Il mito del presunto e progressivo distacco dal regime mussoliniano fin dai primi rovesci sul fronte albanese e africano, è ampiamente smentito dall’accurata indagine degli autori: i nostri soldati combatterono, soffrirono e morirono non per un Italia qualsivoglia, ma per l’Italia fascista, come emerge da un numero impressionante di lettere; la fede nella vittoria restò inscalfibile almeno fino alla fine del 1942, così come l’adesione totale alle versioni di comodo della propaganda ufficiale: su tutto ci restano impressi gli scritti dei componenti del nostro corpo di spedizione in Unione sovietica, i quali, più che manifestare entusiasmo per sopravvissuti all’inverno russo, parevano realmente convinti di aver assestato durissimi colpi all’armata rossa, tanto da attendere nel giro di qualche mese il crollo del regime comunista. 

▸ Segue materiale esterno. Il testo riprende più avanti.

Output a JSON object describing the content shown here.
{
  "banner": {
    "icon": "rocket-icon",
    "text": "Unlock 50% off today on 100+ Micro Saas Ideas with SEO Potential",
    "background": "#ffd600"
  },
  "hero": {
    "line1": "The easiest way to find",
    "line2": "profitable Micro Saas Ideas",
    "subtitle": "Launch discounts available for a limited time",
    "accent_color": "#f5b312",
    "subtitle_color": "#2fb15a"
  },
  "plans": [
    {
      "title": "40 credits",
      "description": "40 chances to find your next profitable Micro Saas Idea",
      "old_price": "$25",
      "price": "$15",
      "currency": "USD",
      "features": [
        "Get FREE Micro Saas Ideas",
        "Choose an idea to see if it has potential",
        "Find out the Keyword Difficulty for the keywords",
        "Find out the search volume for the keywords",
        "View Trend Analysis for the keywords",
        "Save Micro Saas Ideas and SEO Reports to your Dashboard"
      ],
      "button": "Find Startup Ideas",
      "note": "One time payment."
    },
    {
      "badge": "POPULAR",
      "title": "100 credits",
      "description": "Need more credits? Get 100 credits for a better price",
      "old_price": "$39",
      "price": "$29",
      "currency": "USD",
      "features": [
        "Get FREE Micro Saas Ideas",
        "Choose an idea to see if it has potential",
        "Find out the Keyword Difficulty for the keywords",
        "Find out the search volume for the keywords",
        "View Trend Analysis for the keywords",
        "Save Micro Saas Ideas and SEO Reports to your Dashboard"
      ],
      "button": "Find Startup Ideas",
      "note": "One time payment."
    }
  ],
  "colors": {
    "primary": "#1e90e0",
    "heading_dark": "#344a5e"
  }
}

Se già in diversi studi dell’ultimo decennio si era ben compreso che la nostra occupazione nei Balcani era stata tutt’altro che “allegra”, impressionano le narrazioni delle operazioni contro i partigiani di Tito, da cui emerge un abbruttimento morale delle nostre truppe davvero sconcertante; così come lascia sgomenti l’insensibilità diffusa alla sofferenza delle popolazioni civili vittime della nostra brutalità. 
Se il 1943 è l’anno di svolta delle vicende belliche, i segnali di insofferenza diffusa iniziarono a comparire soltanto dopo la catastrofe nel teatro di guerra dell’Africa settentrionale e – soprattutto – dopo il rientro dei reduci dalla campagna di Russia; comunque, ancora dopo la caduta del regime, una consistente minoranza delle nostre forze armate restava convinta della necessità di proseguire a oltranza la guerra assieme ai nazisti, confermando come le motivazioni di molti dei futuri aderenti alla RSI fossero preesistenti all’armistizio dell’8 settembre. 
In conclusione, il lavoro di Avagliano e Palmieri si rivela fonte preziosa per arricchire il dibattito storico attorno alla guerra degli italiani, sfrondandolo da versioni oleografiche che, davvero, a settant’anni dalla fine del conflitto non hanno più ragione di esistere; fa riflettere semmai come il mito degli “italiani brava gente” è tuttora duro a morire. Evidentemente l’autoassoluzione collettiva è una delle scorciatoie per affrontare il passato. E anche il presente.